Do you remember the connect the dots activity from your childhood?  You draw a line from 1 to 2, 2 to 3 and so on until the picture was revealed and you sat back proudly at your accomplishments.  This week I’ve been connecting the dots and while the complete picture is not fully developed, I am beginning to see the start of it.

Connect the Dots Flower by mazeo
Connect the Dots Flower by mazeo

Connect the Dots Flower by mazeo

These past two weeks, I’ve devoted time to setting up a RSS Feed (Feedly) and Flipboard and hours reading/scanning the content flowing in, but the dilemma faced is when to stop reading and start writing.
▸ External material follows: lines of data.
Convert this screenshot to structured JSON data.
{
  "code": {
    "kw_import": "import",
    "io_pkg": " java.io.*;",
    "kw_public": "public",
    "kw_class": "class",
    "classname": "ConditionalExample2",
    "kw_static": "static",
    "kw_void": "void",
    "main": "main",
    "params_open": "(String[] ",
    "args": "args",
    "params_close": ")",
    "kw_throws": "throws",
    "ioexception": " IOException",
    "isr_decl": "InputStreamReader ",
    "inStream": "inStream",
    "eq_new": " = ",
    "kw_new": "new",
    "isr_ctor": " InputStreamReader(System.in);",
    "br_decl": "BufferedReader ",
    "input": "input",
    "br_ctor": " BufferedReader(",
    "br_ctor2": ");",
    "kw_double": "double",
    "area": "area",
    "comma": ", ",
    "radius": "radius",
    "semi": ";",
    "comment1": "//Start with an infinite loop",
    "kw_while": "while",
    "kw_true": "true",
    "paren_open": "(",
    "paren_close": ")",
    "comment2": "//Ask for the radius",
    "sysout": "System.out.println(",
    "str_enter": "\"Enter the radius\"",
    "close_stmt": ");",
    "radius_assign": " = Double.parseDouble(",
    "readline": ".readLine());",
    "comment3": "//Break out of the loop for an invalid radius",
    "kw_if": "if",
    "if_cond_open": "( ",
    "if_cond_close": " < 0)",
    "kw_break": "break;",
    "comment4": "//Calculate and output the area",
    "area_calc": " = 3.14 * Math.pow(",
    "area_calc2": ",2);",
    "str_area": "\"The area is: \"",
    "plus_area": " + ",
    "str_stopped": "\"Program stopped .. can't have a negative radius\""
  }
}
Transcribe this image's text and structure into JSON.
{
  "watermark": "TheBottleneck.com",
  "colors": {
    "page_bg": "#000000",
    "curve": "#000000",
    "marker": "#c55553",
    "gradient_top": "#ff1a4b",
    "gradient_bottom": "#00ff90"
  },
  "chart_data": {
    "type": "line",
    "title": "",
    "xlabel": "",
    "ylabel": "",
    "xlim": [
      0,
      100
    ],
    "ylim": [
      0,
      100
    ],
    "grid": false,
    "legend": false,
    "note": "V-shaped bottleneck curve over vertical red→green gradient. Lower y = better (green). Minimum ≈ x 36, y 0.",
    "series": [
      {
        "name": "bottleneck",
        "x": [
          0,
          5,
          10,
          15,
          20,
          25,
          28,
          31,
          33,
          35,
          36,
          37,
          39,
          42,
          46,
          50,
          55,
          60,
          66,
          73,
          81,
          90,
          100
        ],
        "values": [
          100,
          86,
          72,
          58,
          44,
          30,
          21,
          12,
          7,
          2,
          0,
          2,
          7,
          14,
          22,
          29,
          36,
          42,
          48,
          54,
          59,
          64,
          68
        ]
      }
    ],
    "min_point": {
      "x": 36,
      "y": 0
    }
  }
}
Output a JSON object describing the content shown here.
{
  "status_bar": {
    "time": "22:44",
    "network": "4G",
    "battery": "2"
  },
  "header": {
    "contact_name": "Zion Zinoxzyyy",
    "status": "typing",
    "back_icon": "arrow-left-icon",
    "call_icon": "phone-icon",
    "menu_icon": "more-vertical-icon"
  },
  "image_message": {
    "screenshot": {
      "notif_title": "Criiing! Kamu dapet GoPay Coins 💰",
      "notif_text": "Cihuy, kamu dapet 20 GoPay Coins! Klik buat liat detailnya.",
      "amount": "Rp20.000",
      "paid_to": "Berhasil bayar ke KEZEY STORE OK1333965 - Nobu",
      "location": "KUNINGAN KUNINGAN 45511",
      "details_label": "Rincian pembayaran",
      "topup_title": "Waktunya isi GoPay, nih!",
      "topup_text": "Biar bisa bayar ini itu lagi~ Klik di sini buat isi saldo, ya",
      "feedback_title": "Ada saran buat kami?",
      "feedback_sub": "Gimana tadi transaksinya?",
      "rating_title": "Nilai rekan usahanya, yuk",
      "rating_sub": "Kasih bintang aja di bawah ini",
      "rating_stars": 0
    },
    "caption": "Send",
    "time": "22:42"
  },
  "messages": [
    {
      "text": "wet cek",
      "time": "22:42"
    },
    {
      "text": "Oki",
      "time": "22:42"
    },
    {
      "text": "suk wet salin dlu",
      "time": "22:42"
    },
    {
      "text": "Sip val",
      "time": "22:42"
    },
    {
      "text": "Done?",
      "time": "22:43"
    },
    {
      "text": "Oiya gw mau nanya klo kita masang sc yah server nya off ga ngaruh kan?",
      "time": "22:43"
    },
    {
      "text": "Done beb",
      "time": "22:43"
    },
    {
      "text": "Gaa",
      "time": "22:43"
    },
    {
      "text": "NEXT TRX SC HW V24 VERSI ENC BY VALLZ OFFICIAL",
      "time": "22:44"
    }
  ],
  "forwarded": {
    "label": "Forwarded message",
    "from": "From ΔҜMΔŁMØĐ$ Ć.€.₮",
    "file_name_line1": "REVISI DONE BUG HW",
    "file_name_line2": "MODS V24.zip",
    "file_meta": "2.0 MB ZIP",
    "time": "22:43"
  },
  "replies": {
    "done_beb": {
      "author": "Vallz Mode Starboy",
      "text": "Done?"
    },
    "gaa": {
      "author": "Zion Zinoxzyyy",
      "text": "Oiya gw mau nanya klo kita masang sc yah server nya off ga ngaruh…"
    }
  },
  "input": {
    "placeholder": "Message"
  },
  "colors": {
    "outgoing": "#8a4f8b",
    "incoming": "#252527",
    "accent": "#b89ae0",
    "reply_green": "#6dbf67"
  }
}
Exactly which of the many interesting ideas, theories, or new thinking do I want to zoom in on and share?

I feel like I need to stop working to have enough time to read all that is out there on education, technology and the role of technology plus many more interesting related and somewhat unrelated topics.  However, without my present and future students, and educational decisions in my daily life, it would quickly lose relevance.  It’s all about the information you need now.  ‘How best to meet the needs of the students in my class?’ is what I need now.  No students.  No need.  This is what resonated with me after reading Connectivism: A Learning Theory for the Digital Age.  His conclusion nicely tied everything together (remember the dot picture) and what has left an imprint for me is the idea around access versus possession of knowledge.  “Our ability to learn what we need for tomorrow is more important than what we know today.”  “Access to what is needed is more important than what the learner currently possesses.”  So many conversations turn to or linger too long on what to teach; let’s remember the conclusion of George Siemens and perhaps ask ourselves “What skills am I building through what I am teaching that will allow students to access what they need when they need it?”
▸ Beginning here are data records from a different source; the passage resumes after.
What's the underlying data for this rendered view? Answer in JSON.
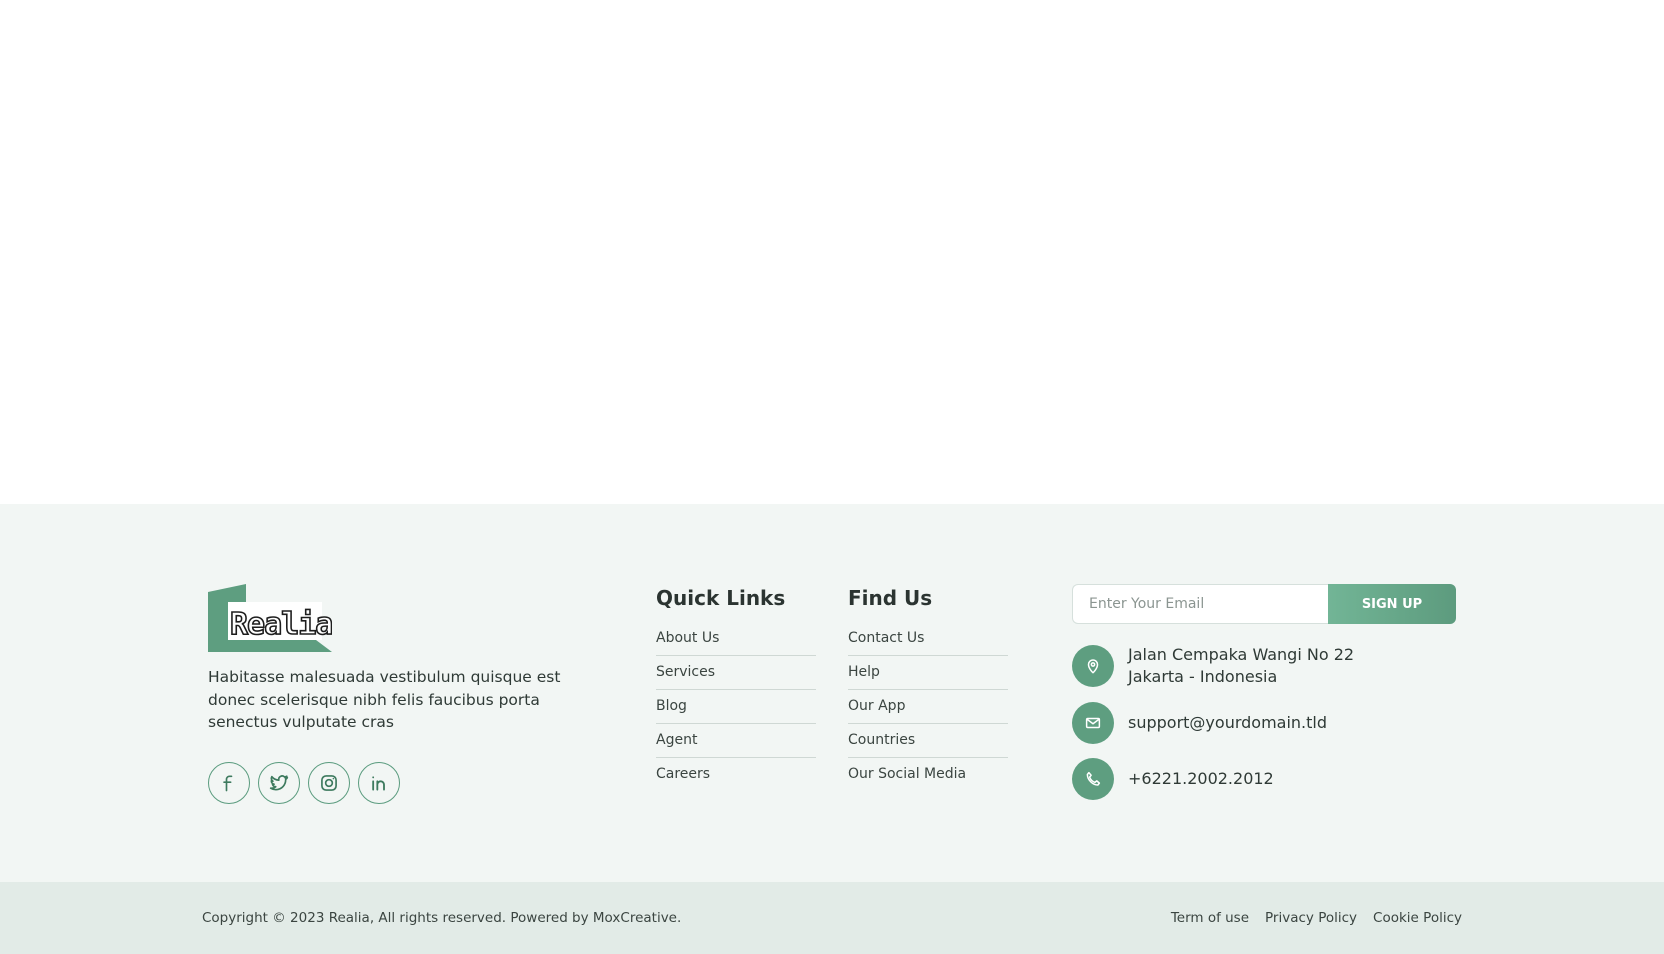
{
  "brand": {
    "logo_text": "Realia",
    "about": "Habitasse malesuada vestibulum quisque est donec scelerisque nibh felis faucibus porta senectus vulputate cras",
    "socials": [
      {
        "icon": "facebook-icon"
      },
      {
        "icon": "twitter-icon"
      },
      {
        "icon": "instagram-icon"
      },
      {
        "icon": "linkedin-icon"
      }
    ]
  },
  "quick_links": {
    "title": "Quick Links",
    "items": [
      "About Us",
      "Services",
      "Blog",
      "Agent",
      "Careers"
    ]
  },
  "find_us": {
    "title": "Find Us",
    "items": [
      "Contact Us",
      "Help",
      "Our App",
      "Countries",
      "Our Social Media"
    ]
  },
  "newsletter": {
    "placeholder": "Enter Your Email",
    "button_label": "SIGN UP"
  },
  "contact": {
    "address_line1": "Jalan Cempaka Wangi No 22",
    "address_line2": "Jakarta - Indonesia",
    "email": "support@yourdomain.tld",
    "phone": "+6221.2002.2012"
  },
  "bottom": {
    "copyright": "Copyright © 2023 Realia, All rights reserved. Powered by MoxCreative.",
    "links": [
      "Term of use",
      "Privacy Policy",
      "Cookie Policy"
    ]
  },
  "colors": {
    "accent": "#5e9e80",
    "footer_bg": "#f2f6f4",
    "bottom_bg": "#e2ebe7"
  }
}
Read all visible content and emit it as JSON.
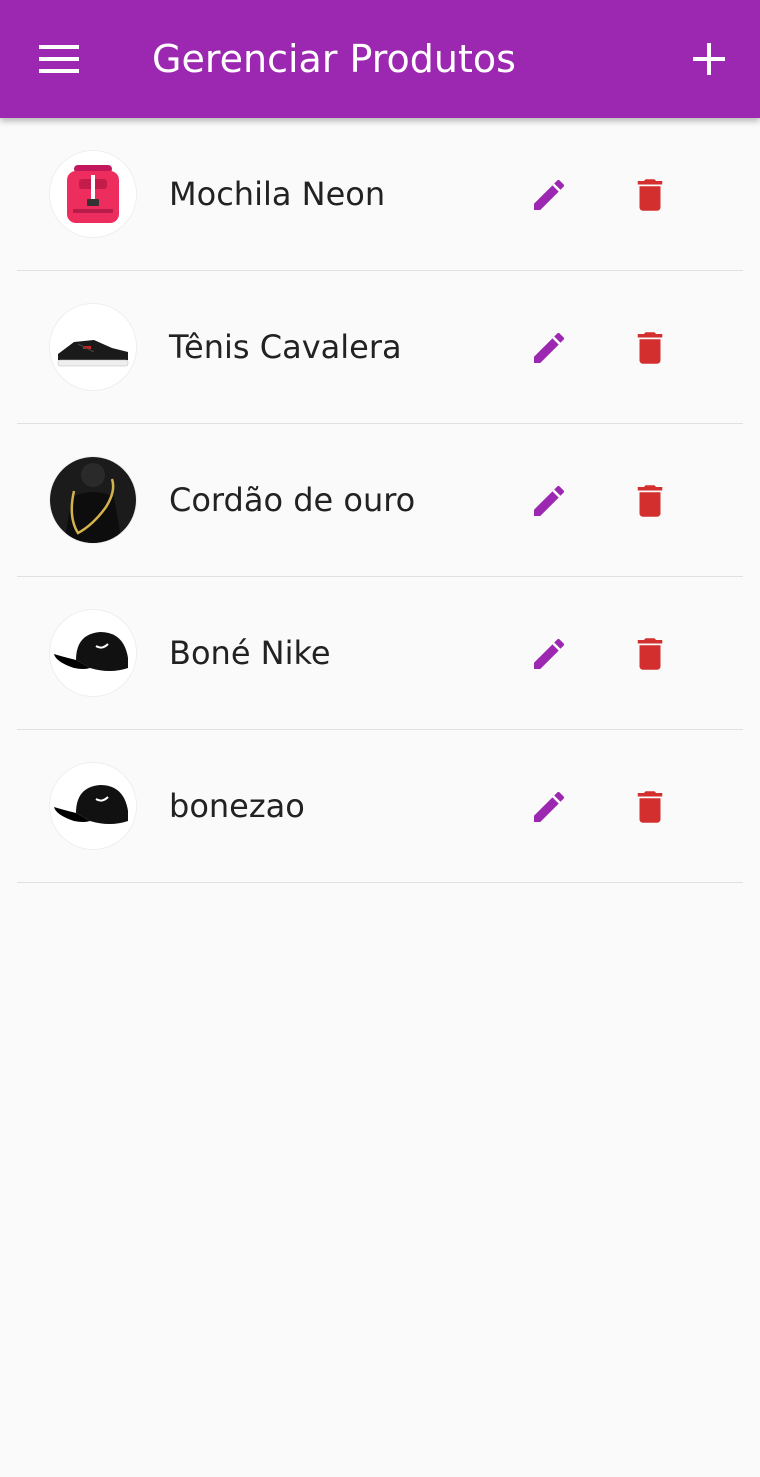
{
  "app_bar": {
    "title": "Gerenciar Produtos",
    "background_color": "#9c27b0",
    "menu_icon": "menu-icon",
    "add_icon": "plus-icon"
  },
  "colors": {
    "edit_icon": "#9c27b0",
    "delete_icon": "#d32f2f",
    "text": "#222222",
    "divider": "#e0e0e0"
  },
  "products": [
    {
      "name": "Mochila Neon",
      "image_icon": "backpack-image"
    },
    {
      "name": "Tênis Cavalera",
      "image_icon": "sneaker-image"
    },
    {
      "name": "Cordão de ouro",
      "image_icon": "gold-chain-image"
    },
    {
      "name": "Boné Nike",
      "image_icon": "cap-image"
    },
    {
      "name": "bonezao",
      "image_icon": "cap-image"
    }
  ],
  "row_actions": {
    "edit_icon": "pencil-icon",
    "delete_icon": "trash-icon"
  }
}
 So if all that I’ve read this week are the dots (Connectivism, Using Scratch for digital storytelling, Superheroes of the maker movement, Copyright issues, Recruiting Using Social Media,  Blooms’ Digital Taxonomy Map, Planning lessons around technology, and many, many more) what picture is forming?  The picture that is being revealed is that the landscape of information is constantly changing and we need to be smart about that.  We need to build systems to help us maximise the landscape (not just survive it).  Using tools like Flipboard can help as it flips the process of me finding information to information finding me.  That’s been a major focus for this week as I’ve set up RSS feeds and Flipboard.  I’ve been creating systems and I’ve had to think carefully about what’s important information for me right now.

 What picture have you uncovered this week as you’ve joined the dots?

 References:

Connectivism: A Learning Theory for the Digital Age by George Siemens

 

3 Replies to “Connect the Dots”

  1. Hi Tracy
    I think my big connection has been that we are moving from the analogue age to the digital age and that requires a shift in so much about how we do school. In fact I made an infographic about it. The big change which you mention is that we’ve moved in just a decade from an age of information scarcity to information abundance. Managing that flow and making it work for you is a more vital skill than memorising facts.

    Speaking of connections, I’m going to be visiting ASB on Thursday. If you need any supplies from Singapore (Whitakers, weetbix) give me a yell. I’ll chuck some in my suitcase.

    Stephanie

    1. Hi Stephanie,
      I’m hoping I will learn new ways to manage the flow of information for both myself and my students. I love the infographic that you created. And I’m going to check out the software too. It looks like a great tool for representing thinking.
      Are you coming for a PYP conference? I have a friend from Singapore coming into town on t
      hat day too, so wondering if you are coming for the same reason.
      I was in New Zealand over Christmas so all stocked up on the essentials, but thanks very much for the generous offer.
      Safe travels and let me know if you need any help with your time here in Mumbai. It is day and night to Singapore.

      Tracy

  2. HI Tracy,
    When you wrote about building systems to help us ‘maximize the landscape (not just survive it)’ – it resonated with me. I was talking to my friend about this course and I was telling her that I am feeling very overwhelmed by it all.

    Now as I look back on the last couple of weeks, I understand when Jeff said that the first course has the biggest learning curve! We are familiarizing ourselves with and setting up those systems.

    I have a week off and I am looking forward to geeking out with the RSS feeds, Flipboard, and my COETAIL site. Like you said, I want the information I need to find me. Thank you for your post!